Primeiro dia de aula.
Já perdi as contas de quantas vezes o tive. E dos que aconteceram, também não saberia dizer em quantos deles eu chorei, afinal, foram muitos. Lembro-me de uma vez em que eu chorei tanto que minha mãe precisou ficar num lugar estratégico do pátio da escola para que eu pudesse vê-la, porque caso contrário, as lágrimas não parariam de cair do meu roto.
Não sei por que esse episódio se repetiu tantas vezes em minha vida. Apesar de gostar do ambiente escolar, e de esperar ansiosamente o primeiro dia de aula, eu sempre o temia. E quando chegava a hora, eu chorava (e muito).
O tempo passou e o meu comportamento infantil também (ainda bem). Já faz um tempo que eu não choro e nem chamo pela minha mãe quando se iniciam as atividades acadêmicas. Mas um sentimento daquela época permaneceu em mim: a ansiedade. Amanhã começam minhas aulas na faculdade e há uma semana venho tendo sintomas que não me deixam esquecer o assunto. Acontece sempre assim, meu coração dispara, eu fico ansiosa, meu corpo pede por chocolate e eu não consigo dormir direito – quase uma TPM. Não há endorfina liberada na academia nem risadas no cinema com as amigas que ajudem a passar essa tensão.
Eu fico projetando a cena várias vezes em minha cabeça, imagino rostos, ambientes, diálogos. E cada vez de uma forma diferente, em algumas o momento parece bom, em outras, ruim – as chances de algo dar certo ou não são sempre de 50% -. Decepcionar-me sei que eu não irei, não estou criando nenhum tipo de expectativa. Para mim a primeira impressão nunca é a que fica. Acho importante dar chance às pessoas para que elas possam mostrar quem realmente são, já que julgar os outros pela aparência é errado. É claro que existe aquela história do santo, e às vezes ele realmente não bate, não adianta forçar, mas... paciência, no final sempre tem alguém com quem nos identificamos.
Porém, apesar de ter consciência disso, o que eu queria mesmo era conhecer pelo menos uma pessoa de lá, para não me sentir tão sozinha. É meio desesperador não ver rostos conhecidos em lugares estranhos. Mas passei por isso tantas vezes que já me acostumei, só não entendo por que ainda me importo tanto. Todos estarão vivendo a mesma situação que eu, não há nada a temer.

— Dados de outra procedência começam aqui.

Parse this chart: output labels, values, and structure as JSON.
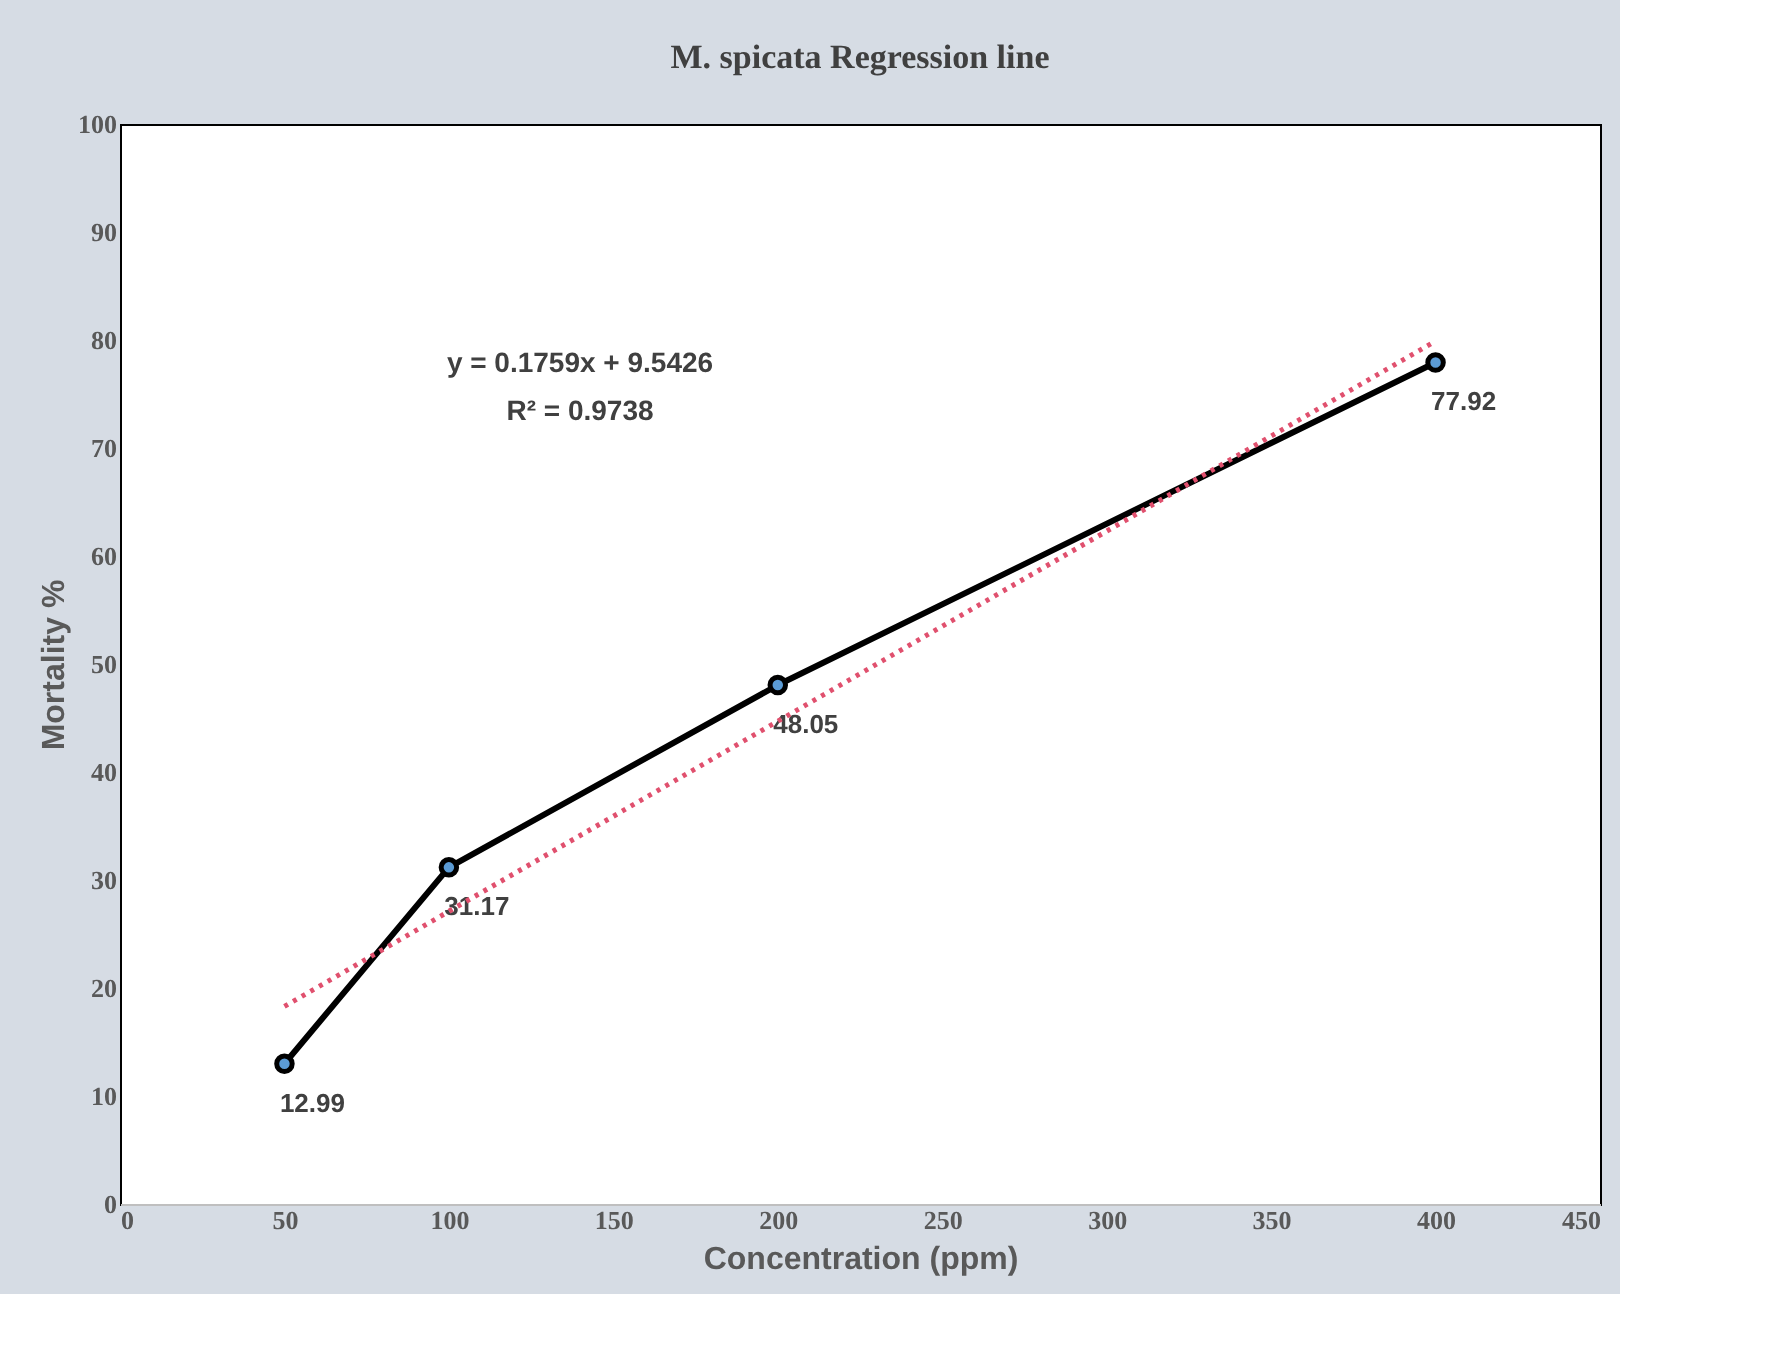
{
  "chart_data": {
    "type": "line",
    "title": "M. spicata Regression line",
    "xlabel": "Concentration (ppm)",
    "ylabel": "Mortality %",
    "x": [
      50,
      100,
      200,
      400
    ],
    "series": [
      {
        "color": "#000000",
        "values": [
          12.99,
          31.17,
          48.05,
          77.92
        ],
        "value_labels": [
          "12.99",
          "31.17",
          "48.05",
          "77.92"
        ],
        "marker": "circle",
        "line_style": "solid"
      },
      {
        "type": "line",
        "color": "#e0506e",
        "x": [
          50,
          400
        ],
        "values": [
          18.3,
          79.9
        ],
        "marker": "none",
        "line_style": "dotted"
      }
    ],
    "annotations": [
      "y = 0.1759x + 9.5426",
      "R² = 0.9738"
    ],
    "xlim": [
      0,
      450
    ],
    "xticks": [
      0,
      50,
      100,
      150,
      200,
      250,
      300,
      350,
      400,
      450
    ],
    "ylim": [
      0,
      100
    ],
    "yticks": [
      0,
      10,
      20,
      30,
      40,
      50,
      60,
      70,
      80,
      90,
      100
    ],
    "grid": false
  }
}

Bom, ainda bem que faculdade não é algo tão novo para mim, já cursei um semestre em outro lugar e tenho noção de como as coisas funcionam. Apesar de termos uma maior autonomia, nos são passados incontáveis xerox, muitos trabalhos, muitos livros para ler... e a gente que se vire! Mas o mercado é assim mesmo, temos mais é que nos acostumarmos com a realidade e o melhor lugar para aprendermos é nosso ambiente de formação profissional. Ser universitário é isso.
Aaah! Tô ansiosa!
Seja o que Deus quiser! – pelo menos eu consegui não roer as minhas unhas... (ponto pra mim!)